# E46 Preventive Maintenance Crush Washer P/N's



## mbushnell (Aug 7, 2002)

I've got a 2003 325xiT coming up on 65,000 mi & am getting set up to do some P.M on it.

On top of engine oil & filter, I going to do driveline oil changes (front & rear differentials, manual transmission, & transfer case) using Red Line Synthetic, water pump, thermostat & housing, upper & lower radiator hoses, & coolant.
Now here's my question: Does anyone have the part numbers for the seal/crush washers for the differentials, manual transmission, & transfer case oil fill & drain plugs?
Thanks
Mark


----------



## stlmethod (Jul 12, 2009)

Double check on the RealOEM site using the last 7 of your VIN. I have an 03 325xi and I'm looking to do these soon as well. Let me know how it goes and what fluids you are using. 
The research I have done shows Husker BMW having the best prices on these, although I don't know the shipping and prices can change. Either way we are not talking big bucks.

Man Trans: #5
http://www.realoem.com/bmw/showparts.do?model=EU33&mospid=47722&btnr=23_0891&hg=23&fg=15

Differential: Same for front and rear, #10, 11
http://www.realoem.com/bmw/showparts.do?model=EU33&mospid=47722&btnr=31_0568&hg=31&fg=15

Transfer Case: #10, 11
http://www.realoem.com/bmw/showparts.do?model=EU33&mospid=47722&btnr=27_0015&hg=27&fg=15


----------



## stlmethod (Jul 12, 2009)

Just re-read about the fluids, good luck.


----------



## mbushnell (Aug 7, 2002)

stlmethod said:


> Let me know how it goes and what fluids you are using.

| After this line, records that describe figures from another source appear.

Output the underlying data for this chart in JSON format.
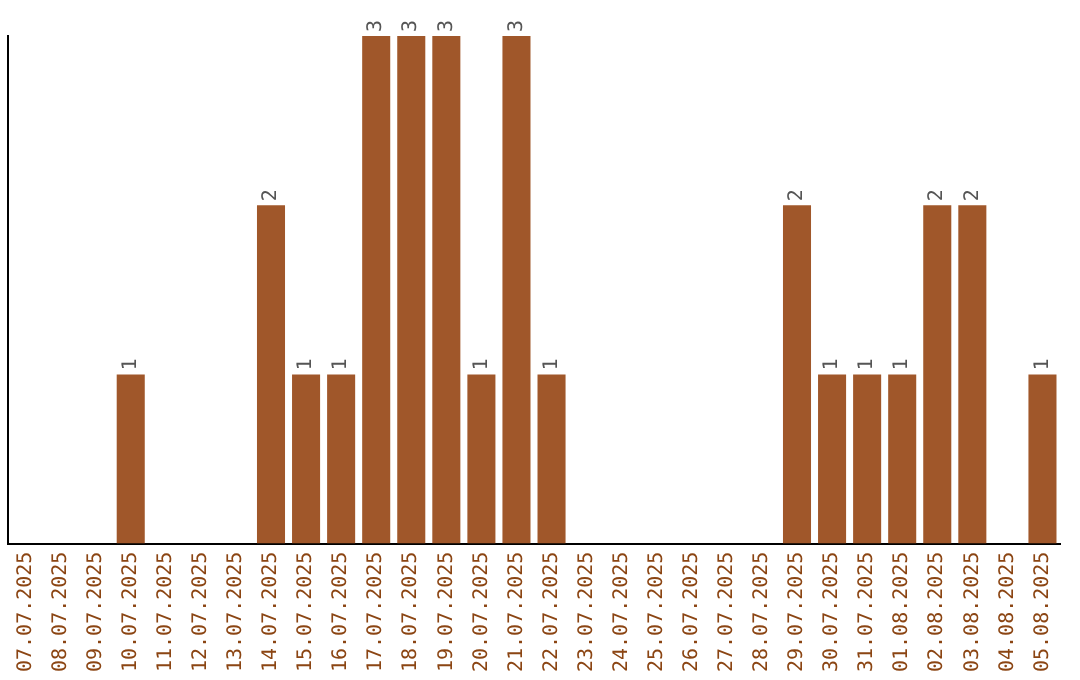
{
  "chart_data": {
    "type": "bar",
    "categories": [
      "07.07.2025",
      "08.07.2025",
      "09.07.2025",
      "10.07.2025",
      "11.07.2025",
      "12.07.2025",
      "13.07.2025",
      "14.07.2025",
      "15.07.2025",
      "16.07.2025",
      "17.07.2025",
      "18.07.2025",
      "19.07.2025",
      "20.07.2025",
      "21.07.2025",
      "22.07.2025",
      "23.07.2025",
      "24.07.2025",
      "25.07.2025",
      "26.07.2025",
      "27.07.2025",
      "28.07.2025",
      "29.07.2025",
      "30.07.2025",
      "31.07.2025",
      "01.08.2025",
      "02.08.2025",
      "03.08.2025",
      "04.08.2025",
      "05.08.2025"
    ],
    "values": [
      0,
      0,
      0,
      1,
      0,
      0,
      0,
      2,
      1,
      1,
      3,
      3,
      3,
      1,
      3,
      1,
      0,
      0,
      0,
      0,
      0,
      0,
      2,
      1,
      1,
      1,
      2,
      2,
      0,
      1
    ],
    "value_labels": [
      null,
      null,
      null,
      "1",
      null,
      null,
      null,
      "2",
      "1",
      "1",
      "3",
      "3",
      "3",
      "1",
      "3",
      "1",
      null,
      null,
      null,
      null,
      null,
      null,
      "2",
      "1",
      "1",
      "1",
      "2",
      "2",
      null,
      "1"
    ],
    "color": "#a0572a",
    "ylim": [
      0,
      3
    ],
    "tick_labels": "x",
    "grid": false,
    "legend": false
  }
}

I'm going to use Red Line D4ATF in the transmission (BMW calls out for Automatic Transmission Fluid in the manual transmission) & also in the transfer case.

Using Red Line 75W90 in the front & rear differentials.

I got the engine oil & filter (BMW), Red Line fluid, water pump, thermostat & housing, and the upper & lower radiator hoses from Bavarian Auto Parts. Should be coming via UPS tomorrow.

I going to get the coolant & any other odds & ends from my local dealer (JMK in Springfield, NJ)


----------